“大人,只要讓我在郭府招魂,親自問一問郭老爺,一定會找到賬簿。”
父親就等在門外,程悠悠能想象得出父親的焦急。
她要盡快離開這里。
“招魂,不一定用你。”段商君不為所動。
“的確,十方館的道長也可以招魂,但是,牽動一個十方館,就聯動了錄部、府衙。”
程悠悠接著說“我則不會牽扯這么多。這件事我比任何人都想要保密,也比任何人都想要知道事實真相。”
“我想知道你究竟知道了什么”段商君問。
程悠悠決定拼一把“我知道錦衣衛現在正在調查薛家的沅砂案。這是通過占卜知道的。

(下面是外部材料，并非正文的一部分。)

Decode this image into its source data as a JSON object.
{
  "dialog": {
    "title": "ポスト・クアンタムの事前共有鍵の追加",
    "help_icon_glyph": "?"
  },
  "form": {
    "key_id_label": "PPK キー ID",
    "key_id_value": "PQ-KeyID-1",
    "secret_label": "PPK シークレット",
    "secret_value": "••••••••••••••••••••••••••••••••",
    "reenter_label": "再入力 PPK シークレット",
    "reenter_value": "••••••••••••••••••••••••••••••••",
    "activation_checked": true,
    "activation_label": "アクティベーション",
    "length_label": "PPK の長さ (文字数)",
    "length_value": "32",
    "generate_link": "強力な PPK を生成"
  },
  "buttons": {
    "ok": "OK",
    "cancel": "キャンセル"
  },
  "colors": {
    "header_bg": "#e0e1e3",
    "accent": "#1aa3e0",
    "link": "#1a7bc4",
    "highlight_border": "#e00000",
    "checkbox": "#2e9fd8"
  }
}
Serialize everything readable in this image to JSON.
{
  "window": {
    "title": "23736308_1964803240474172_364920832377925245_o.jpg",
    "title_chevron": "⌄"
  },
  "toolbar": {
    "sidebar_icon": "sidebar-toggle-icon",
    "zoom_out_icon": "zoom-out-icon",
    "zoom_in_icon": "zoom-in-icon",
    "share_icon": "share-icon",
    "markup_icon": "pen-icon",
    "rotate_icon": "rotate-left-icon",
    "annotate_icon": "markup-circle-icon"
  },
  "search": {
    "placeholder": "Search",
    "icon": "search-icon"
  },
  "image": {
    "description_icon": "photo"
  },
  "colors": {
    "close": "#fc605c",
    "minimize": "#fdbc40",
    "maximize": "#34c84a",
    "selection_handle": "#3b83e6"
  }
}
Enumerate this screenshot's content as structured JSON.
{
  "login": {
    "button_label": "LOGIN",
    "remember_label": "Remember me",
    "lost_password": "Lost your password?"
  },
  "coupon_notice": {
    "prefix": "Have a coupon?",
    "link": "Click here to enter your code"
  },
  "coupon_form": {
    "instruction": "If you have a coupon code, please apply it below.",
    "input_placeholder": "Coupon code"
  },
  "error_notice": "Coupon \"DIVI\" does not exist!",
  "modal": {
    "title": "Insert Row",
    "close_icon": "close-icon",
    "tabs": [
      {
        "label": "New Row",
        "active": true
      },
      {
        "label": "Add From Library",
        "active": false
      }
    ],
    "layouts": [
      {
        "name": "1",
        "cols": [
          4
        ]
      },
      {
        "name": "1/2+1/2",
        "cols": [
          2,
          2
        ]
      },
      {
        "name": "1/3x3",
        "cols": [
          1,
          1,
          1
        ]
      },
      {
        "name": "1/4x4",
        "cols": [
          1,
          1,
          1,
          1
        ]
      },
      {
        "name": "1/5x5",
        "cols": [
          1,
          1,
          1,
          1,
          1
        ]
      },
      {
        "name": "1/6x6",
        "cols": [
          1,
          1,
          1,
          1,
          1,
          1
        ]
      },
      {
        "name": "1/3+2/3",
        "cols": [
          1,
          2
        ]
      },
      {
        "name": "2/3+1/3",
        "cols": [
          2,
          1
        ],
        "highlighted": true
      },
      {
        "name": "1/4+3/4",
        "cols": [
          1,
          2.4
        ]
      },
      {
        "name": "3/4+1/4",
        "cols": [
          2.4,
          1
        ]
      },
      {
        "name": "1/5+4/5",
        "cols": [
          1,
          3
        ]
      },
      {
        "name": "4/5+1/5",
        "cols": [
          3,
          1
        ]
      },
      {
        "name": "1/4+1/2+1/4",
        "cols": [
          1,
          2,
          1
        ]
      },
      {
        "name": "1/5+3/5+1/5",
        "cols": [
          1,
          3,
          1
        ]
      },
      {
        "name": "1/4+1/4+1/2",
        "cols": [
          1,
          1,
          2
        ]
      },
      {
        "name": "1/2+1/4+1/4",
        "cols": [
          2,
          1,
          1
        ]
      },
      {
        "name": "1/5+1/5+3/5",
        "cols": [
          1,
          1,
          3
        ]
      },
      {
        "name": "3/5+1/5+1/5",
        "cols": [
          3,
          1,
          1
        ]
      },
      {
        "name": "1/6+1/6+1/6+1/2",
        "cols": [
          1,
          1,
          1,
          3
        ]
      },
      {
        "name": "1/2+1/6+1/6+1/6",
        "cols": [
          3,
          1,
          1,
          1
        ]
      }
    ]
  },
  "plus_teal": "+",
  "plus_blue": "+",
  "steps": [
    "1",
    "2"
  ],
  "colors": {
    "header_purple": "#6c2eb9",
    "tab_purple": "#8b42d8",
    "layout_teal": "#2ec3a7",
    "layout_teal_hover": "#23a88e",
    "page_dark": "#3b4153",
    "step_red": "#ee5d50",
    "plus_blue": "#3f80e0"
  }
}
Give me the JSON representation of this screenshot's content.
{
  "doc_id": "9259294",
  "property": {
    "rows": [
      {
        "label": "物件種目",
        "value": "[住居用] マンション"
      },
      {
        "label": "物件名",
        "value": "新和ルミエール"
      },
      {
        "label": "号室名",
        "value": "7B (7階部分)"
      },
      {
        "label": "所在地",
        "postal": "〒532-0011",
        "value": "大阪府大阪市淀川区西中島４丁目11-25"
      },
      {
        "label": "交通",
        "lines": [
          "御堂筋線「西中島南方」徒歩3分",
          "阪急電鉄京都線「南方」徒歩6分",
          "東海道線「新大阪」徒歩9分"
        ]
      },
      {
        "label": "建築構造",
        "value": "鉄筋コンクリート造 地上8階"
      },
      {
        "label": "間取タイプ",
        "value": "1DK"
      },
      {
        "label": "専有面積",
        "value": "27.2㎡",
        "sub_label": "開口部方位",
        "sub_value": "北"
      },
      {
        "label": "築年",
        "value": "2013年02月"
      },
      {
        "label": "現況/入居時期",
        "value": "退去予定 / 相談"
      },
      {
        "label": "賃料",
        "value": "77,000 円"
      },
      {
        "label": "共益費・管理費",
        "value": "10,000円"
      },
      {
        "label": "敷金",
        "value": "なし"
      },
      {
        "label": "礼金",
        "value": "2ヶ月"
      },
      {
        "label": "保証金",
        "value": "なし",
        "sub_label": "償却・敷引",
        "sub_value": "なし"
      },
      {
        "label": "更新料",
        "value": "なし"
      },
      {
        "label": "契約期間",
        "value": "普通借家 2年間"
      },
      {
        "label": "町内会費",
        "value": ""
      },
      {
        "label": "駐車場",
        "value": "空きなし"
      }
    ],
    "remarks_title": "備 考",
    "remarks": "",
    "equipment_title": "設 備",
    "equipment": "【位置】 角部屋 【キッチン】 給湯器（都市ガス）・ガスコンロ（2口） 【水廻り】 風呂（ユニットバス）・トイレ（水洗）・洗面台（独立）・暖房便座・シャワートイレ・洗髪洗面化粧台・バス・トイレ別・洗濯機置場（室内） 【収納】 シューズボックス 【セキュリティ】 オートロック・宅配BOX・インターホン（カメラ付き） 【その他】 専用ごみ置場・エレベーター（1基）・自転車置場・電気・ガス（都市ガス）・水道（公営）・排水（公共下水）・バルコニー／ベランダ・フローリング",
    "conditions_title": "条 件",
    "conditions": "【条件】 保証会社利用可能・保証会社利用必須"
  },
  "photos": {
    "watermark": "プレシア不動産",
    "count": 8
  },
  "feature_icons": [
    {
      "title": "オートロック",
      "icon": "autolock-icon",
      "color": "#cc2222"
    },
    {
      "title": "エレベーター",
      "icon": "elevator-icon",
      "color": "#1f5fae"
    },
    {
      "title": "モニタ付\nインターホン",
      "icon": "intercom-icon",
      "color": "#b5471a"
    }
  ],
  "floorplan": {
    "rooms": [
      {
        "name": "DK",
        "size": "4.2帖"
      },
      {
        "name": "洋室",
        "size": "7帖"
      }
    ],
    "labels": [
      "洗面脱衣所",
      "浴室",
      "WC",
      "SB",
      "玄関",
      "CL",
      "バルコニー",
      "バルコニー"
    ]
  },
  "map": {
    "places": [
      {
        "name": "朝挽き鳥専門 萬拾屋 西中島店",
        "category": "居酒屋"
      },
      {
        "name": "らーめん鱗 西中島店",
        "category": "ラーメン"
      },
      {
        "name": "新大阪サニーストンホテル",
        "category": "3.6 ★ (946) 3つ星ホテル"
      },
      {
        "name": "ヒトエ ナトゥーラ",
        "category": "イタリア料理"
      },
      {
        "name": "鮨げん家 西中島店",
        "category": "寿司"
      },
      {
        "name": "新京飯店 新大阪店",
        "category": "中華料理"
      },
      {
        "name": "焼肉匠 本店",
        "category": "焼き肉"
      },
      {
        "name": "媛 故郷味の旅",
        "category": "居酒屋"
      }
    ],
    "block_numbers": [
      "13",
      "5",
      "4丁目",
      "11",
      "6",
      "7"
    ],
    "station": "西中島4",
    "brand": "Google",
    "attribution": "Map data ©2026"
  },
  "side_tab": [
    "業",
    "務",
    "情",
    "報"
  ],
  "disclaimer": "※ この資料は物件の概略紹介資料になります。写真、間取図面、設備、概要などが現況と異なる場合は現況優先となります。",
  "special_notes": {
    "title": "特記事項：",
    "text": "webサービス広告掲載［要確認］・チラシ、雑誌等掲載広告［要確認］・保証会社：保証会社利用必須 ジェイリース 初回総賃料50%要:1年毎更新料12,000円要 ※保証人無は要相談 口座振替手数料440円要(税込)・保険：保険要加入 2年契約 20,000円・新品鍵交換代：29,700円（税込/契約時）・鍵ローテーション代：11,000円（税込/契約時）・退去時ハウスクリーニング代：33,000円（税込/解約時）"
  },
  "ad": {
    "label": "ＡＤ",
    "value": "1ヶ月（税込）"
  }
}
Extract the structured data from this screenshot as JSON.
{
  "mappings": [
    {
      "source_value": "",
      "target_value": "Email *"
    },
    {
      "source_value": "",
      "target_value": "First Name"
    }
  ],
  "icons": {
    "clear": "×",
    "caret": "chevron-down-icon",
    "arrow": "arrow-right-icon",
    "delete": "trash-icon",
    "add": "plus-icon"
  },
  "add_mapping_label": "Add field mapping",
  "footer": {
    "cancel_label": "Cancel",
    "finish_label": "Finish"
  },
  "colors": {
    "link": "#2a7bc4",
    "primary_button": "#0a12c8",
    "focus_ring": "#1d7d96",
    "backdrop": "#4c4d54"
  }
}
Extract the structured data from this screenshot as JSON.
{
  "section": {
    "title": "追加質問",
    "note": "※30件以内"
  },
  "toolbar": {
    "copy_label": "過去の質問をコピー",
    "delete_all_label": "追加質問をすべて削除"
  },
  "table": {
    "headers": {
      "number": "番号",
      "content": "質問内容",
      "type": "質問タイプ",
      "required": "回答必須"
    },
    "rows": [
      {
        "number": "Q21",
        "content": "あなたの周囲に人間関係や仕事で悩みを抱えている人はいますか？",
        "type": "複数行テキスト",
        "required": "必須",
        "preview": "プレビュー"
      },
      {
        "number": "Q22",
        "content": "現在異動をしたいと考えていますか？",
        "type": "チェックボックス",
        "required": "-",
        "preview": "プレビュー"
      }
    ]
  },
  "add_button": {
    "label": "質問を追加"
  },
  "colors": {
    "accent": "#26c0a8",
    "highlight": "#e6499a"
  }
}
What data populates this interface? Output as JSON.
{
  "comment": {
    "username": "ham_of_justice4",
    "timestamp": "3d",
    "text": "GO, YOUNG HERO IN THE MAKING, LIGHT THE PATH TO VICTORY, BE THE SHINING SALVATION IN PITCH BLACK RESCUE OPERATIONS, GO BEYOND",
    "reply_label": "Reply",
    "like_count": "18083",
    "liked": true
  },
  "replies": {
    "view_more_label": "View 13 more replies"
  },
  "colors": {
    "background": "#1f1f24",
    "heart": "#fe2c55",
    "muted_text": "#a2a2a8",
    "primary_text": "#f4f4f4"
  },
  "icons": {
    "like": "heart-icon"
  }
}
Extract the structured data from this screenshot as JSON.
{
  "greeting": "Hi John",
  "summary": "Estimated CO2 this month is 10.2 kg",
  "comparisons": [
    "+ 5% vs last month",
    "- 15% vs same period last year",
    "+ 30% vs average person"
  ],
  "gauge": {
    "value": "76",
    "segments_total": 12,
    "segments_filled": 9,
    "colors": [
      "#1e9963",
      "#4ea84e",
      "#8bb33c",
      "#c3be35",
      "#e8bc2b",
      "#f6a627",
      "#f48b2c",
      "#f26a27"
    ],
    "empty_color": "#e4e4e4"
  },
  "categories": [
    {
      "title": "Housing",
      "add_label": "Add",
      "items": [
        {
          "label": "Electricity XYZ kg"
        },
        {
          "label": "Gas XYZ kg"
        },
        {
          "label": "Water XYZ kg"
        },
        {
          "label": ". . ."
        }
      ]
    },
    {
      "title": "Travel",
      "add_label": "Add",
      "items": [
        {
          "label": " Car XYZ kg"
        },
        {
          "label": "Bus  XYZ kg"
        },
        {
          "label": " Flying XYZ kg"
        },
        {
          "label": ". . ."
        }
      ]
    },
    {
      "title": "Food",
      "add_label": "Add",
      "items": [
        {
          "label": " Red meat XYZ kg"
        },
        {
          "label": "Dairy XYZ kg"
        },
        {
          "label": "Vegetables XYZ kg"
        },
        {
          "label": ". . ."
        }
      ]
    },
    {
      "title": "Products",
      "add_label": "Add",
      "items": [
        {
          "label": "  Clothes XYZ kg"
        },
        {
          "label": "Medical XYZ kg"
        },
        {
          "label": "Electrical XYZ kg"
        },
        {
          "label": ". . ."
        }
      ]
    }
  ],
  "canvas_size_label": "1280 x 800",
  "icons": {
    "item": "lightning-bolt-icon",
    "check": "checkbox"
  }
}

”
“占卜能算這么清楚”段商君似乎不信。
程悠悠不想要再跟他聊下去,父親還等在外面。
“對,占卜算卦,前算五百年,后算五百年”程悠悠不想再拖下去,“段大人,您給個準話,究竟需不需要我詢問郭老爺。”
“你知道我”
“是。”
段商君雖然接管了此地錦衣衛人員,以及近幾年的各種調查資料,但是沒有在眾人面前暴露過身份。
只有一路來的孫公公知道他的真正身份。
難道程家小姐占卜真的這么厲害
段商君沉吟片刻,說“好,明日郭府見。”然后,命人將她送出去。
臨出門前,程悠悠一把奪過他手中的發帶,將頭發綁好,整理好衣服才跟著出去。
一出門,就看見父親一個人站在夜色中,那種絕望的樣子從來沒有見過。
“父親”程悠悠紅了眼眶,一把抓住父親的手。
程若瑾也是激動的問“你沒事吧”說完,上下打量女兒。
“沒事,我們回去說。”
臨上馬車前,程悠悠回首望去北鎮撫司。
段商君既然來了,沅州的鎮撫司自然聽命于他。
程若瑾率先說道“府中僅有我知道你的情況,同誰都不要說。”
程悠悠點頭。
“誰問起了,你就說跟我出門了。等晚飯后,來書房見我。”
若不是恒典當的鄭朝奉發現東家被錦衣衛帶走,私下里通知程二爺,程若瑾到現在還不知道,平時乖巧文靜的女兒,竟然做了這么多危險的事情。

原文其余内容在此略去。